Thursday, March 10, 2016

Some numbers

Michigan was a great win for Bernie Sanders, giving his supporters a new wind but already since South Carolina and Nevada there has been a sense that while still awesome in every way, the Sanders campaign can't possibly win. Of course that is where they started so nothing much is lost.

So let's see the numbers that say Bernie is doomed. Firstly the Delegates. Sanders has won in Michigan, Maine, Colorado, Kansas, Minnesota, Nebraska, New Hampshire, Oklahoma and Vermont. That's nine states compared to Clinton's 13: Mississippi, Alaska, Georgia, Iowa, Louisiana, Massachusetts, Nevada, South Carolina, Tennessee, Texas, Virginia, American Samoa and Arkansas. What really matters though is how many delegates you get from each vote. The delegates are awarded proportionately according to share of the vote. But very populous states like Texas have a lot of delegates to share while tiny places like Vermont don't.  Clinton got 147 delegates in Texas with 65% of the vote while in Vermont, Sanders got 16 delegates with 86% of the vote.

So the current standing is 766 delegates for Clinton and 549 for Sanders, with 2736 left to be won. From that point of view it would seem to still be in play. But then of course there are the super delegates. These are people who are important in the Democrat party, officials and politicians and basically a lot of cronys, who get a vote at the convention. Many of them have made an endorsement already, 472 for Clinton and 24 for Sanders, so many commentators are adding the super delegates to the pledged delegates. But endorsements are not pledges. All 714 super delegates are still free to vote how they like in the Convention (and they will vote for the most likely person to give them a job in the administration).

So really its not over yet. The establishment view is that South Carolina and Nevada showed that Sanders could not win the African American or the Latino vote. But Michigan (lots of African Americans). Even when Sanders had said the stupid thing about white people not knowing what its like to be poor.

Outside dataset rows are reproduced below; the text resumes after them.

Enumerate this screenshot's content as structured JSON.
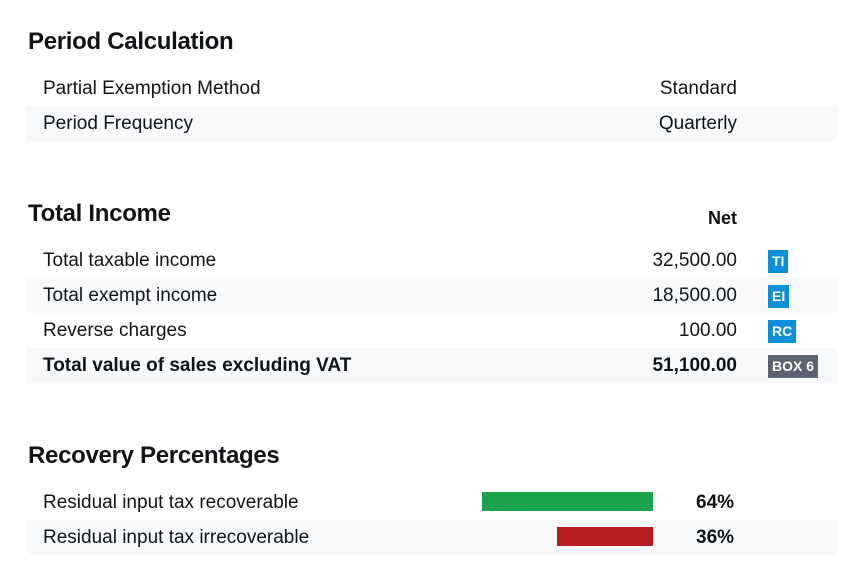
{
  "period_calculation": {
    "title": "Period Calculation",
    "rows": [
      {
        "label": "Partial Exemption Method",
        "value": "Standard"
      },
      {
        "label": "Period Frequency",
        "value": "Quarterly"
      }
    ]
  },
  "total_income": {
    "title": "Total Income",
    "column_header": "Net",
    "rows": [
      {
        "label": "Total taxable income",
        "value": "32,500.00",
        "badge": "TI"
      },
      {
        "label": "Total exempt income",
        "value": "18,500.00",
        "badge": "EI"
      },
      {
        "label": "Reverse charges",
        "value": "100.00",
        "badge": "RC"
      },
      {
        "label": "Total value of sales excluding VAT",
        "value": "51,100.00",
        "badge": "BOX 6"
      }
    ],
    "badge_colors": {
      "default": "#0c8fd9",
      "total": "#5b6373"
    }
  },
  "recovery_percentages": {
    "title": "Recovery Percentages",
    "rows": [
      {
        "label": "Residual input tax recoverable",
        "percent": 64,
        "percent_label": "64%",
        "color": "#1aa34a"
      },
      {
        "label": "Residual input tax irrecoverable",
        "percent": 36,
        "percent_label": "36%",
        "color": "#b71c1e"
      }
    ]
  }
}
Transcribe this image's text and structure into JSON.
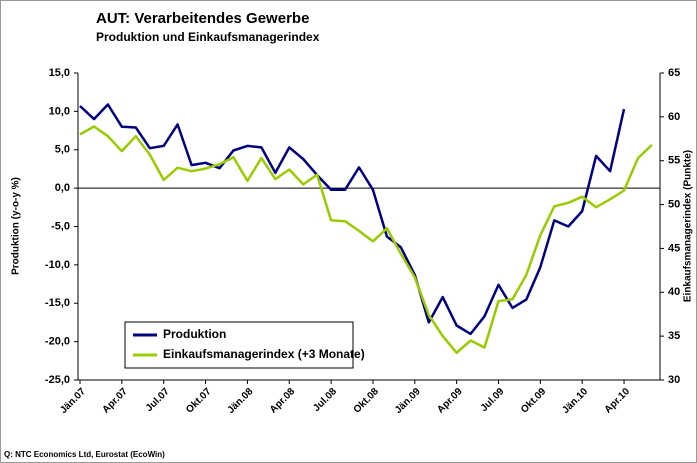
{
  "chart_data": {
    "type": "line",
    "title": "AUT: Verarbeitendes Gewerbe",
    "subtitle": "Produktion und Einkaufsmanagerindex",
    "source": "Q: NTC Economics Ltd, Eurostat (EcoWin)",
    "ylabel": "Produktion (y-o-y %)",
    "y2label": "Einkaufsmanagerindex (Punkte)",
    "categories": [
      "Jän.07",
      null,
      null,
      "Apr.07",
      null,
      null,
      "Jul.07",
      null,
      null,
      "Okt.07",
      null,
      null,
      "Jän.08",
      null,
      null,
      "Apr.08",
      null,
      null,
      "Jul.08",
      null,
      null,
      "Okt.08",
      null,
      null,
      "Jän.09",
      null,
      null,
      "Apr.09",
      null,
      null,
      "Jul.09",
      null,
      null,
      "Okt.09",
      null,
      null,
      "Jän.10",
      null,
      null,
      "Apr.10",
      null,
      null
    ],
    "series": [
      {
        "name": "Produktion",
        "color": "#000080",
        "axis": "y",
        "values": [
          10.7,
          9.0,
          10.9,
          8.0,
          7.9,
          5.2,
          5.5,
          8.3,
          3.0,
          3.3,
          2.6,
          4.9,
          5.5,
          5.3,
          2.0,
          5.3,
          3.8,
          1.7,
          -0.2,
          -0.2,
          2.7,
          -0.2,
          -6.3,
          -7.7,
          -11.3,
          -17.5,
          -14.2,
          -17.9,
          -19.0,
          -16.7,
          -12.6,
          -15.6,
          -14.5,
          -10.3,
          -4.2,
          -5.0,
          -3.0,
          4.2,
          2.2,
          10.3,
          null,
          null
        ]
      },
      {
        "name": "Einkaufsmanagerindex (+3 Monate)",
        "color": "#99cc00",
        "axis": "y2",
        "values": [
          58.0,
          58.9,
          57.8,
          56.1,
          57.8,
          55.7,
          52.8,
          54.2,
          53.8,
          54.1,
          54.6,
          55.4,
          52.7,
          55.3,
          52.9,
          54.0,
          52.3,
          53.4,
          48.2,
          48.1,
          47.0,
          45.8,
          47.3,
          44.4,
          41.7,
          37.4,
          35.0,
          33.1,
          34.5,
          33.7,
          39.0,
          39.2,
          42.0,
          46.5,
          49.8,
          50.2,
          50.9,
          49.7,
          50.6,
          51.6,
          55.3,
          56.8
        ]
      }
    ],
    "ylim": [
      -25,
      15
    ],
    "yticks": [
      {
        "value": -25,
        "label": "-25,0"
      },
      {
        "value": -20,
        "label": "-20,0"
      },
      {
        "value": -15,
        "label": "-15,0"
      },
      {
        "value": -10,
        "label": "-10,0"
      },
      {
        "value": -5,
        "label": "-5,0"
      },
      {
        "value": 0,
        "label": "0,0"
      },
      {
        "value": 5,
        "label": "5,0"
      },
      {
        "value": 10,
        "label": "10,0"
      },
      {
        "value": 15,
        "label": "15,0"
      }
    ],
    "y2lim": [
      30,
      65
    ],
    "y2ticks": [
      30,
      35,
      40,
      45,
      50,
      55,
      60,
      65
    ],
    "grid": false,
    "legend": "lower left"
  }
}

Even when Clinton had taken time off from New Hampshire to go to Flint, she lost Michigan. 'Its the economy stupid!' So we'll see now what happens in Florida.  I think maybe its going to be a North - South thing. But I am working on 'reasons to support Clinton' in the back of my mind.

How about the Republicans? Its like watching a train wreck really. At least this week after the dirty 'hands' talk in the last debate there has been some first responders arriving to see if there is anything they can do to save the Grand Old Party. But it is still very very sick.

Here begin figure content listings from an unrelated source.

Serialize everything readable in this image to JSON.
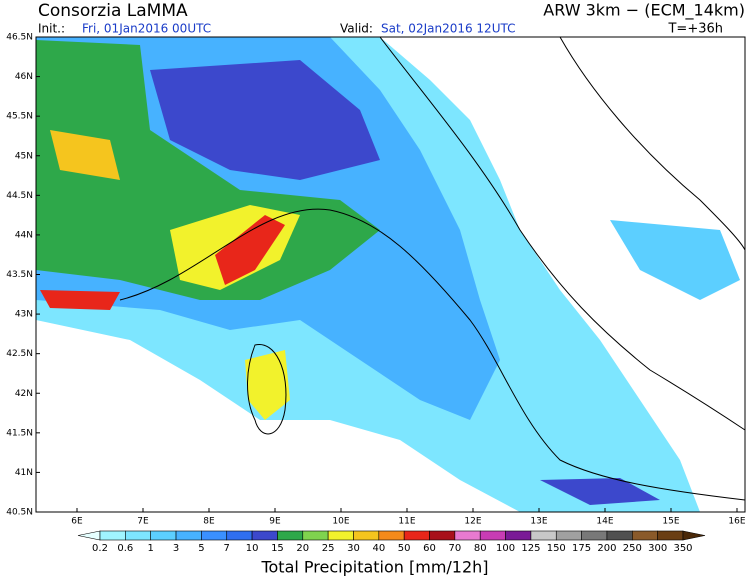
{
  "header": {
    "title": "Consorzia LaMMA",
    "init_label": "Init.:",
    "init_value": "Fri, 01Jan2016 00UTC",
    "valid_label": "Valid:",
    "valid_value": "Sat, 02Jan2016 12UTC",
    "model": "ARW 3km − (ECM_14km)",
    "lead": "T=+36h"
  },
  "lat_labels": [
    "46.5N",
    "46N",
    "45.5N",
    "45N",
    "44.5N",
    "44N",
    "43.5N",
    "43N",
    "42.5N",
    "42N",
    "41.5N",
    "41N",
    "40.5N"
  ],
  "lon_labels": [
    "6E",
    "7E",
    "8E",
    "9E",
    "10E",
    "11E",
    "12E",
    "13E",
    "14E",
    "15E",
    "16E"
  ],
  "colorbar": {
    "title": "Total Precipitation [mm/12h]",
    "labels": [
      "0.2",
      "0.6",
      "1",
      "3",
      "5",
      "7",
      "10",
      "15",
      "20",
      "25",
      "30",
      "40",
      "50",
      "60",
      "70",
      "80",
      "100",
      "125",
      "150",
      "175",
      "200",
      "250",
      "300",
      "350"
    ],
    "colors": [
      "#e6ffff",
      "#a0f5ff",
      "#7de6ff",
      "#5ccfff",
      "#47b2ff",
      "#3a90ff",
      "#2f6ff0",
      "#3c48cc",
      "#2ea84a",
      "#7fd34e",
      "#f2f22c",
      "#f5c51e",
      "#f58a1a",
      "#e8261a",
      "#a8101a",
      "#e87ad0",
      "#c83cb4",
      "#7a1a96",
      "#c8c8c8",
      "#a0a0a0",
      "#787878",
      "#505050",
      "#8a5a2a",
      "#6a3e14",
      "#4a2808"
    ]
  }
}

Unfortunately the GOP does not have any super delegates - that would be too easy! Drumpf has 485, Cruz has 359, Rubio has 151, Kasick 54 and Carson 8. Carson is out but it sounds like he will endorse Drumpf soon, possibly looking for VP.  There are 1030 delegates still to be allocated. So Drumpf is still outnumbered by all the rest if they could be put together.

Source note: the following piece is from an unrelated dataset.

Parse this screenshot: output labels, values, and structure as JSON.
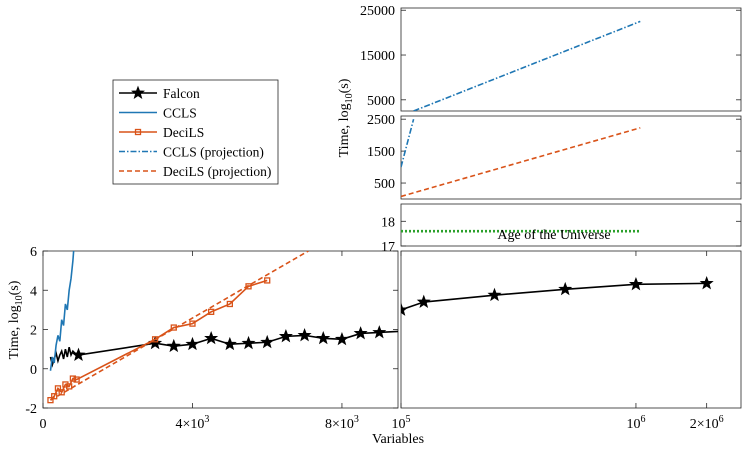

I do hope that Rubio does Ok in Florida, his home state - for the Republicans its a 'winner takes all' state so he really has to win. It is a closed primary meaning that only registered Republicans can vote - no independents. If Rubio and Kasick can stay in, there are still options for a 'brokered convention'. That is when the leadership all make a backroom deal (you can picture it with the cigars and bunny girls etc) and the delegates switch their vote to find a candidate 'for unity'.  But I don't think that can happen if there are only two candidates left - it will look too undemocratic if the loser wins. For it to work Drumpf has to have less than 50%.  Of course Drumpf will run as an independent. We all know that he will but that will just split the Republican vote. That is how the Republican party will break up and it will be very interesting to watch for several decades to see what emerges from the debris.

But if they have to rally around Cruz to stop Drumpf - well from my point of view he's actually worse. Cruz is much more dangerous and apparently hated by anyone who has ever worked with him. I would rather have Drumpf vs Clinton and hope that the anti-Drumpf Republicans would either vote for Clinton or not vote at all. Bloombnerg has said he is out as an independent.

Its hard to understand why the corporate interests wouldn't prefer Clinton to Trump - maybe in the end they will -  but the Republican activists really hate Clinton with the same vehemence that they hate Obama. It doesn't make any rational sense, you would go crazy trying to understand it. They believe all the stuff about Benghazi and the emails. But they can't really explain how it can be so bad. For so many Sander's supporters she is so 'Republican lite' you would think that she would be the perfect candidate to stop Drumpf. This is where the incoherence of the Republican no-idea-ology throws its spanner into the works, making the whole thing unpredictable. Hopefully they will just all be too confused to vote.